Brain cooling after traumatic head injury does not improve outcomes
Controversy has existed for many years about the perceived benefits of brain cooling following traumatic brain injury (TBI). New research presented at the ESICM LIVES conference (the annual meeting of the European Society of Intensive Care Medicine) shows that patients who undergo brain cooling have the same ability to live independently as patients managed with their brain at the normal temperature. The study is led by Professor Jamie Cooper, Monash University, Melbourne, and Director of the Australian and New Zealand Intensive Care (ANZIC) Research Centre, Melbourne, VIC, Australia,
Only one half of patients after severe traumatic brain injury (TBI) are able to live independently, thus any intervention that can preserve function in these patients could have a huge impact. Cooling the body and brain (hypothermia) has been variably used in patients after TBI, for decades, to decrease inflammation and brain swelling and hopefully to improve outcomes. Many laboratory studies support brain cooling after head injury, and the majority of clinical studies and the clinical TBI guidelines all report benefit for patients.

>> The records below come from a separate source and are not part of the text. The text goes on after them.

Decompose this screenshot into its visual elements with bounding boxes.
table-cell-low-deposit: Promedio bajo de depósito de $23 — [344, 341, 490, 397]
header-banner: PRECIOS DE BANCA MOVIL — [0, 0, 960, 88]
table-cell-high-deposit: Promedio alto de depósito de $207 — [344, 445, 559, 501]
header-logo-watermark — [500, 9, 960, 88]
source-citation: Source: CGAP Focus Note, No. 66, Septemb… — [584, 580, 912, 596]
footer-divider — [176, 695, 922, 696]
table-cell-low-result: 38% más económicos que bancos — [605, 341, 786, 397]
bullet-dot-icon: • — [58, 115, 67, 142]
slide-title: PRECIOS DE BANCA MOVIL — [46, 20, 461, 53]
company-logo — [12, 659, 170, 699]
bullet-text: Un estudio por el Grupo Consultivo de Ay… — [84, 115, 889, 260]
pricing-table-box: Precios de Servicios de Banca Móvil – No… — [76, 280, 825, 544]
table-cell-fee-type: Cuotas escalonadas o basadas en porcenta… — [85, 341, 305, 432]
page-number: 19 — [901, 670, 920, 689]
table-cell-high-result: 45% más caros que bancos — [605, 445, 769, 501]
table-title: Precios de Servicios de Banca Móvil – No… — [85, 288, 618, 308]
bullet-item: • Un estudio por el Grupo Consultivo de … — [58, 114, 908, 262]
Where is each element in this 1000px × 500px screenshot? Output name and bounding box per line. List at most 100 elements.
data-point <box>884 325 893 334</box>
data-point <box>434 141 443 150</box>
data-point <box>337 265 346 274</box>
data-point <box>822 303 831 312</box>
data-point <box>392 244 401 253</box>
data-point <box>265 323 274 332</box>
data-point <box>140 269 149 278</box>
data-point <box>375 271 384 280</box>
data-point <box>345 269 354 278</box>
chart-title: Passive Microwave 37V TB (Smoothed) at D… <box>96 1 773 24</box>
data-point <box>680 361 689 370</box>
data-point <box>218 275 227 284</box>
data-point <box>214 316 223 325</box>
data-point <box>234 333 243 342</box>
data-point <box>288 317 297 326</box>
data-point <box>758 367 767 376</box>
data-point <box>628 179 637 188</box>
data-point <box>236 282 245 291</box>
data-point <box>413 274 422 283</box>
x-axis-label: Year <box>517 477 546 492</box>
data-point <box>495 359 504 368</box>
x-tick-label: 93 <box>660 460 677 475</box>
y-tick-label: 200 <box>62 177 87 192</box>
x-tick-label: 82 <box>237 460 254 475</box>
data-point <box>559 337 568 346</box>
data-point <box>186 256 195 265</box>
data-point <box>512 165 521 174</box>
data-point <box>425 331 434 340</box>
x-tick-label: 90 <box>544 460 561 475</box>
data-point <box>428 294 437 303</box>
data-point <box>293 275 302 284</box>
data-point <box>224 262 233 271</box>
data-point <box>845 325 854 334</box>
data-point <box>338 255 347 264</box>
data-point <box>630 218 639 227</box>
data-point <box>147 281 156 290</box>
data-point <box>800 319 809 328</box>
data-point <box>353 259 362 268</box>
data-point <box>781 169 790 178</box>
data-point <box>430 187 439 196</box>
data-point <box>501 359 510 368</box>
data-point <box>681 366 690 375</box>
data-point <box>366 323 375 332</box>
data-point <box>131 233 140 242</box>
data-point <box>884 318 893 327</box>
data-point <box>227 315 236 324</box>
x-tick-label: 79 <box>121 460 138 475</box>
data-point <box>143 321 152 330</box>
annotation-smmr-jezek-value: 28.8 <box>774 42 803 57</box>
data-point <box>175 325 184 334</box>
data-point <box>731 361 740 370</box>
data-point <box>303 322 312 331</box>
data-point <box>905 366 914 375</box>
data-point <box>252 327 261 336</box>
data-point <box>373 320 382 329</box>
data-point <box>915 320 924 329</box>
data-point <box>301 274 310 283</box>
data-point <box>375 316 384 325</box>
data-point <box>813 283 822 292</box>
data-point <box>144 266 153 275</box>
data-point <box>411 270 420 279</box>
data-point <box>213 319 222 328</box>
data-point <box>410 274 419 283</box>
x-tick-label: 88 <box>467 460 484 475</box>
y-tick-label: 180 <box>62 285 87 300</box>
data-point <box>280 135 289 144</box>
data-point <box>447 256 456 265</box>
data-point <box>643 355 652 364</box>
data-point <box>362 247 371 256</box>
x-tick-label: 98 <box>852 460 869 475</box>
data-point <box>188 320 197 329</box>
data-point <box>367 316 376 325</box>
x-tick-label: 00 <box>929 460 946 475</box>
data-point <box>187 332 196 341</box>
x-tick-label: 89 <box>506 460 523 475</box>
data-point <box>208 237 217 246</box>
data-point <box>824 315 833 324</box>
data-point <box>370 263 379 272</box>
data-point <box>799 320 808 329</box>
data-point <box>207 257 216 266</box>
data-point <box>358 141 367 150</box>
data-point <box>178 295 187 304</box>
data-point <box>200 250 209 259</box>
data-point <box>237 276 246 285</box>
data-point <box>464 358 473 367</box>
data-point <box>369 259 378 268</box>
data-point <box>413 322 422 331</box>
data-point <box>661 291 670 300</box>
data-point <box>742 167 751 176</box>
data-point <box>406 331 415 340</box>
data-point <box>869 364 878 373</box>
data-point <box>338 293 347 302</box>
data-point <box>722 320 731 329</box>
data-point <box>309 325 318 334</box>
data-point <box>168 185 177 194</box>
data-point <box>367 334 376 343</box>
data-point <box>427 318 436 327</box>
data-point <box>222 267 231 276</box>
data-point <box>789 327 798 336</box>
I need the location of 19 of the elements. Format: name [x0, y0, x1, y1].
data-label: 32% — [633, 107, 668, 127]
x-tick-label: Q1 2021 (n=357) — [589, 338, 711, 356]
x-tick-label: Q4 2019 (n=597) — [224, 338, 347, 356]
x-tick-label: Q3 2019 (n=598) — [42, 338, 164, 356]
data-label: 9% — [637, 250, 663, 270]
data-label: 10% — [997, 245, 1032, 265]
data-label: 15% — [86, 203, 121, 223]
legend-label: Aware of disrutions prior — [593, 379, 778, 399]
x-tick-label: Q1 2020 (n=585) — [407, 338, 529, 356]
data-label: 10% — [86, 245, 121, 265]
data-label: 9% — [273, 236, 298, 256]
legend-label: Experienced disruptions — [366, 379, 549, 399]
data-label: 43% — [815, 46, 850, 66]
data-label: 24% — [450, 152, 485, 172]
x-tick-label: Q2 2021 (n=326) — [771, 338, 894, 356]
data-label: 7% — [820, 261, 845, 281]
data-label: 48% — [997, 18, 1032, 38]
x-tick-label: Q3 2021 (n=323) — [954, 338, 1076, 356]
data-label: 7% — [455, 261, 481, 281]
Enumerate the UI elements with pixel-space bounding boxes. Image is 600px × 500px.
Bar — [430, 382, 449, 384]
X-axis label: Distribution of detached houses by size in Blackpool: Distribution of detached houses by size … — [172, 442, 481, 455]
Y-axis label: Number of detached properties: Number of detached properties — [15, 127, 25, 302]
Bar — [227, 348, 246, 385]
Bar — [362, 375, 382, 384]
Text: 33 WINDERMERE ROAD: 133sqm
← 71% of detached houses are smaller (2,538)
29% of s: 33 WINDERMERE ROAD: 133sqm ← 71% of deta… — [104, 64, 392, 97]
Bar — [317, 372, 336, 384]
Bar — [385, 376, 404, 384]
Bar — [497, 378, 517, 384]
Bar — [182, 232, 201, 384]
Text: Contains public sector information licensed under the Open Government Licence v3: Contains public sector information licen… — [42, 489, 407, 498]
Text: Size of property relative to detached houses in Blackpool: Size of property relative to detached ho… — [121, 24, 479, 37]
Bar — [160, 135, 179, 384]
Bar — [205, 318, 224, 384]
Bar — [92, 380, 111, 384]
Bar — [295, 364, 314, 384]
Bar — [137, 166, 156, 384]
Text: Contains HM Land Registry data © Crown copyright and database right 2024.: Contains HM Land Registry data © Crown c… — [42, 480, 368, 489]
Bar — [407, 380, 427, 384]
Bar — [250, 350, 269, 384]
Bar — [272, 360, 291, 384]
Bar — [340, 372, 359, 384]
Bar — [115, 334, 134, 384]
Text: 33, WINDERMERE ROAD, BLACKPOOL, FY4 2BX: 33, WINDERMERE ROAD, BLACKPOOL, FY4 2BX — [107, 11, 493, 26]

However, many doctors remain uncertain about cooling because almost all clinical studies to date were not high quality, the better studies had limitations, and hypothermia required special expensive equipment and had known complications
This new research (the POLAR Trial) is a randomised clinical trial of 511 adults (410 males; aged 18-60 years) with TBI from six countries (Australia, New Zealand, France, Switzerland, Qatar and Saudi Arabia). It aimed to resolve the decades old clinical uncertainty about prophylactic hypothermia, by starting cooling as early as possible after injury in ambulances, adjusting it for individual patients, continuing for 3-7 days, and avoiding complications especially during rewarming. POLAR is the largest randomised trial conducted to date on this topic.
POLAR found that the percentage of patients who were able to live independently 6 months after brain trauma using hypothermia was the same at 49% as in similar control group patients who had their temperature controlled to normal instead. Mortality at 6 months was 21.4% in the hypothermia patients, and 18.4% in those with a normal temperature target. Adjusting the data for the severity of the TBI, and analysis of specific patient subgroups made no difference to the results.
“Hypothermia management had no effect on patient’s outcomes, but it did increase complications – including decreased heart rate, decreased blood pressure, and increased pneumonia,” explains Professor Cooper.
He adds: “The POLAR trial has finally resolved a generation-old controversy and teaches clinicians that the best temperature target after brain trauma is the normal one, not the cool one.”
Professor Cooper is also calling for a change to guidelines on this subject. He says: “The next edition of the Brain Trauma Foundation guidelines should change. The high quality research is now clear that hypothermia is not beneficial so international guidelines should recommend against using it.”